雲の上は、いつのまにか夜になっていた。綺麗な星だった。綺麗な夜空だった。空に浮かぶすべてを台風の風が吹き飛ばしていた。残ったものは、黒い夜と、輝く星だけ。犬のように吠え続けた風さえも、いまは夜の空に目を奪われて静まり返っていた。
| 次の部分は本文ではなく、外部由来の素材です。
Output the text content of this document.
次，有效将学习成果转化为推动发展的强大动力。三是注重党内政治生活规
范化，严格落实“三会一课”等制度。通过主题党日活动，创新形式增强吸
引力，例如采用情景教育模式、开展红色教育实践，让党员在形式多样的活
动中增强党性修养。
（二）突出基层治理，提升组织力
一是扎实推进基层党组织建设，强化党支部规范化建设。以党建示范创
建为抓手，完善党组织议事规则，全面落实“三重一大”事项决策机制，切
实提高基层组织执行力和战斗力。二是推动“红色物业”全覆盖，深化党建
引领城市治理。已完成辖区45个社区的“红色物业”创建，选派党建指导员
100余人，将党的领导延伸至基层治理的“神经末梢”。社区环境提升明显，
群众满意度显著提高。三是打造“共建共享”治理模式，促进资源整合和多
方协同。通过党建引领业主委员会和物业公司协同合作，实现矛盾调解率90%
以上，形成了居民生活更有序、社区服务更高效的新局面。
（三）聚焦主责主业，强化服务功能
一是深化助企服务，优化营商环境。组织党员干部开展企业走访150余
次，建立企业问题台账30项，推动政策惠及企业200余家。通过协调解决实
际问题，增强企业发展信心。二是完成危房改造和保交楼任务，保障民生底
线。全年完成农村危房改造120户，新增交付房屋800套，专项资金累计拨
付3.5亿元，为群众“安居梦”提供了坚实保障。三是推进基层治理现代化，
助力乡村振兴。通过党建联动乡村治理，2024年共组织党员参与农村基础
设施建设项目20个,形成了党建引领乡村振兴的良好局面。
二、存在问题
私がお湯の表面でちゃぷちゃぷと揺れる、その音だけが響いていた。
夜は黒、星は光、私はちゃぷちゃぷ、台風はその目で、澄んだ夜空を見つめていた。微かな音もたてることなく、澄んだ夜空を見つめていた。星が輝いていた。私は台風と一緒になって、星が輝く夜空を、ただ見つめていた。
台風のやつは荒々しい顔をして、これで、あんがい、ロマンチストなのかもしれない。私は、台風のやつの恥ずかしい秘密を知った気がした。
やがて台風の目が去ると、空には雲と小雨がやってきた。
一緒になって、あの夜空を見つめた仲間として、第二ラウンドに突入するのは野暮な気がした。雨脚が強くなる前に、私は部屋へと戻った。